QUICK HIT: If you’re comfortable in your Christianity and you’d prefer to stay that way, don’t read Interrupted. Get as far away from it as possible. But while you’re at it, throw your Bible out along with it. God did not call us to comfortable Christianity. There’s no such thing. If you need someone to jumpstart your journey, Jen Hatmaker is the person to do it. If you need someone to encourage you in the journey you’ve already started then, like me, you need this book.
When I sat down to think of what to write about this book, it took a while for me to get all of my thoughts straight. Interrupted hit me at a vulnerable moment, at a time where I’m both at once trying to solidify my future financially and learning to be a better giver. This summer, my wife and I—well, my wife, and I along for moral support—began with a goal: raise $10,000 to help two specific families with the process of their international special-needs adoption. In the months since, we’ve almost achieved that goal and one family has been fully funded and united with their child. But beyond that, the goal turned into an organization called Gathering Family. A summer thing turned into a life thing because the more we got into it, the more it got into us and became a part of who we are.
But this post is not about, it’s about Jen. Or maybe it is about me, because Interrupted helped me see that, first, we’re not alone, and, second, here’s a guide to someone who’s been there. My comfortable Christianity has been wrecked. God did that when he called this white kid to be a youth pastor at a Chinese church. He did that when he moved me from rural Indiana to urban/suburban Oklahoma. In the past year, my boundaries have been stretched to the breaking and I’ve found myself longing for opportunities that I wouldn’t have even considered a year ago.
But here I am talking about me, again. Sorry about that. But I feel this is necessary, because it shows you how strongly I connected with the Hatmakers’ and how strongly I connected with this book. Jen breaks the journey down into five phases.
First phase: Breaking Down. That’s the monumental shift from being comfortable with your faith to realizing that God’s a bit wilder than you’d like him to be. For Jen, this journey began with feeling empty even though they had everything a good middle-class Christian could want and ended with what she describes as a holy passion to serve the poor.

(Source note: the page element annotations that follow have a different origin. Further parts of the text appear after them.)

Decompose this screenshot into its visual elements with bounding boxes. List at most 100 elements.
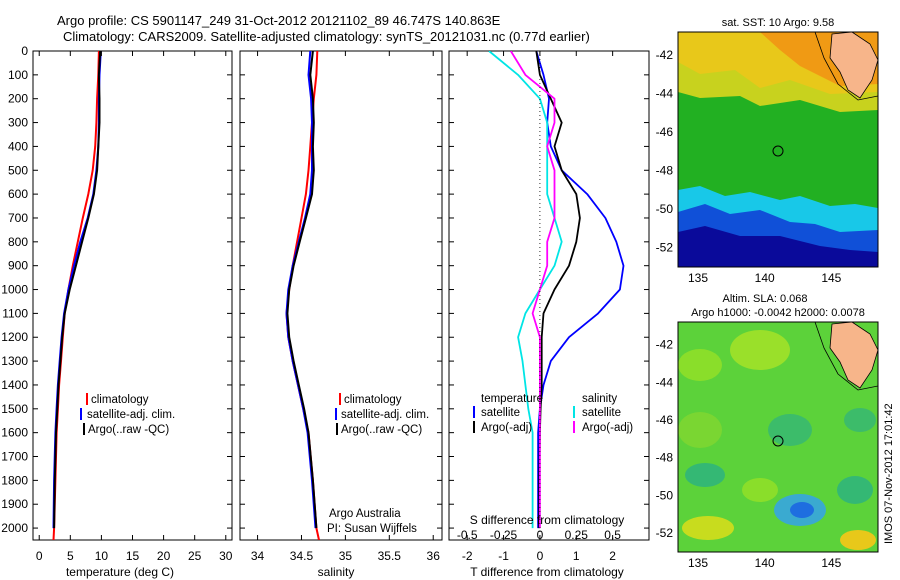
x-tick-label: 35.5 <box>378 549 402 563</box>
map-x-tick-label: 145 <box>821 556 841 570</box>
x-tick-label: 2 <box>609 549 616 563</box>
map-y-tick-label: -52 <box>656 526 674 540</box>
x-tick-label: 20 <box>157 549 171 563</box>
sla-blob <box>837 476 873 504</box>
sst-coldest-band <box>678 226 878 267</box>
y-tick-label: 0 <box>21 44 28 58</box>
legend-label-climatology: climatology <box>91 394 149 406</box>
x-tick-label: 1 <box>573 549 580 563</box>
y-tick-label: 1500 <box>1 402 28 416</box>
legend-label-s-argo: Argo(-adj) <box>582 422 633 434</box>
x-tick-label: 0 <box>537 549 544 563</box>
map-y-tick-label: -50 <box>656 488 674 502</box>
figure-title-line1: Argo profile: CS 5901147_249 31-Oct-2012… <box>57 13 501 28</box>
legend-label-argo: Argo(..raw -QC) <box>341 424 422 436</box>
legend-label-climatology: climatology <box>344 394 402 406</box>
sla-blob <box>678 412 722 448</box>
y-tick-label: 1600 <box>1 426 28 440</box>
legend-label-argo: Argo(..raw -QC) <box>88 424 169 436</box>
sst-map-frame <box>677 31 879 268</box>
coast-contour <box>814 32 878 101</box>
x2-tick-label: -0.5 <box>457 528 478 542</box>
legend-label-t-argo: Argo(-adj) <box>481 422 532 434</box>
x2-tick-label: -0.25 <box>490 528 518 542</box>
x2-tick-label: 0 <box>537 528 544 542</box>
salinity-annotation-1: Argo Australia <box>329 508 401 520</box>
legend-title-temperature: temperature <box>481 393 543 405</box>
map-y-tick-label: -48 <box>656 164 674 178</box>
x-tick-label: 5 <box>67 549 74 563</box>
series-line-2-2 <box>488 51 563 529</box>
y-tick-label: 1900 <box>1 497 28 511</box>
temperature-x-label: temperature (deg C) <box>66 565 174 579</box>
legend-title-salinity: salinity <box>582 393 617 405</box>
series-line-0-2 <box>53 51 102 529</box>
sla-blob <box>844 408 876 432</box>
legend-label-t-satellite: satellite <box>481 407 520 419</box>
sla-map-subtitle: Argo h1000: -0.0042 h2000: 0.0078 <box>691 307 865 319</box>
map-x-tick-label: 135 <box>688 556 708 570</box>
map-x-tick-label: 140 <box>755 271 775 285</box>
y-tick-label: 200 <box>8 92 28 106</box>
legend-label-s-satellite: satellite <box>582 407 621 419</box>
x-tick-label: 34.5 <box>290 549 314 563</box>
map-y-tick-label: -42 <box>656 338 674 352</box>
sla-blob <box>742 478 778 502</box>
x-tick-label: -2 <box>462 549 473 563</box>
y-tick-label: 1300 <box>1 354 28 368</box>
y-tick-label: 1000 <box>1 283 28 297</box>
map-x-tick-label: 140 <box>755 556 775 570</box>
map-y-tick-label: -42 <box>656 48 674 62</box>
difference-panel <box>448 50 650 541</box>
y-tick-label: 1400 <box>1 378 28 392</box>
y-tick-label: 800 <box>8 235 28 249</box>
tasmania-land <box>829 32 878 99</box>
argo-float-marker <box>772 145 784 157</box>
y-tick-label: 2000 <box>1 521 28 535</box>
x-tick-label: 0 <box>36 549 43 563</box>
x-tick-label: -1 <box>498 549 509 563</box>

Second phase: The Horror of Actually Changing. This is where most people give up, I think. I suppose if you looked behind the mask of those playing “churchianity,” you’d see that there are more than a few who feel empty but never take this step because it’s actually hard. I’m going to include this quote because it hit me hard:
“I want the church to be great because we fed hungry mommas and their babies. I’d like to be great because we battled poverty with not just our money but our hands and hearts…My version of great will come when others are scratching their heads and saying, ‘Wow, you live a really different life.’”
Third phase: Getting Out There. Once you begin the change, you have to figure out how to grow and maintain it. Jen talks passionately about her (and husband Brandon’s) journey and what a change living this new life made in them.
Fourth phase: Finding Your Tribe. This is where I feel like I’m at in this stage. I’m fully committed and sold out to my passion—why is everyone else having trouble following along? Finding and partnering with others with similar passions (or growing others through the first few stages to this place) is of the utmost importance. Jen and Brandon talk about their church plant and growing a faith community that focuses on the poor, the outcast, the destitute, the unchurched. It’s a beautiful story that really spoke to me personally in the part of life I’m in now.
Fifth phase: Sent. You can’t stay still. You just can’t. If you’re following that holy passion, if you’ve got your tribe, then you start moving outward. Again, Jen writes her story beautifully and wonderfully as you see God working in her life.
Let me conclude here with a warning. If you’re comfortable in your Christianity and you’d prefer to stay that way, don’t read this book. Get as far away from it as possible. But while you’re at it, throw your Bible out along with it. God did not call us to comfortable Christianity. There’s no such thing. If you need someone to jumpstart your journey, then you need this book. If you need someone to encourage you in the journey you’ve already started then, like me, you need this book.